Running the NHS: if you get the small things right, will the big things follow?

Lara Sonola

26 January 2012

Last year we interviewed staff at seven NHS trusts in England to find out how they were implementing service-line reporting and service-line management. Our subsequent report, Service-line management: Can it improve quality and efficiency? – published today – explores some of the benefits and challenges of using this approach to support clinical and operational decision-making.

Two examples stand out in my mind from the interviews we conducted with staff at different levels – from chief executives and medical directors to consultants, operational managers and finance support staff. In two trusts, SLR data suggested that clinicians were ordering unnecessary or expensive tests for their patients.

In the first case, the team then used patient-level data to explore further and found that some patients were undergoing duplicate tests. One unfortunate patient had had one test more than 40 times, during a hospital stay in which the result could not possibly have changed from the first occasion. 

The trust realised that this issue was linked to the arrival of newly qualified doctors. These inexperienced doctors, who appear on the wards every six months, were more prone to ordering duplicate tests.
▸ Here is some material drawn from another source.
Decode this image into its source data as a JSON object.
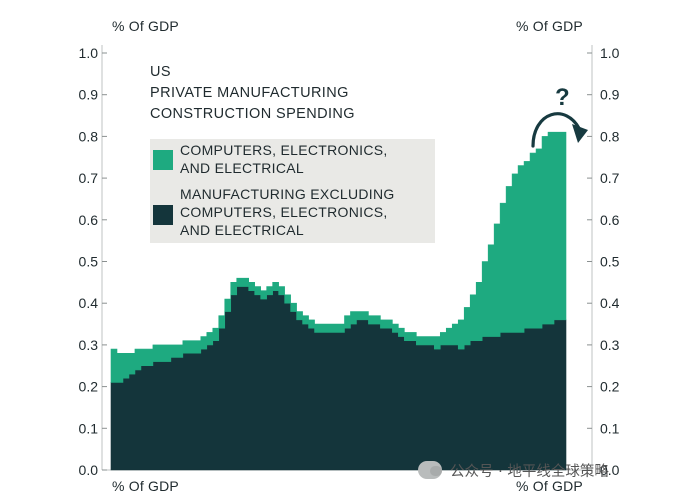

In response, their induction training programme was changed to highlight this issue.

In the second case, staff found an anomaly when they compared the quantity of tests ordered by clinicians within a department. One clinician appeared to be ordering a £50 test far more frequently than the rest of the team, with no clinical justification. Was this due to differing clinical opinions between colleagues?   

No. In fact the real reason turned out to be far more mundane: the doctor in question mistakenly believed that the test cost £0.50 rather than £50. The trust used this information – in an anonymised form – as the basis for a seminar for the rest of the team, who were shocked to realise how much tests cost. This information proved to be a useful benchmarking tool and in subsequent months prompted a decline in the quantity of £50 tests ordered.

As these examples demonstrate, financial data can be used to improve the quality and efficiency of patient care rather than wielded as a blunt cost cutting tool. Maintaining clinical freedom and autonomy is essential but doctors also have a professional responsibility to avoid wasting resources. Peer review between professionals, and ensuring that clinical leaders are genuinely involved in managing services, will help to ensure that patient interests are put first. 

Unfortunately, reducing departmental spend on unnecessary tests will not be enough to achieve the cost improvement targets faced by trusts across the country, and at a system-level, making small changes to improve efficiency cannot close the £15-20 billion funding gap. Nevertheless, these examples show how clinicians are using data to improve clinical practice and drive efficiency, and perhaps a little change might go a long way?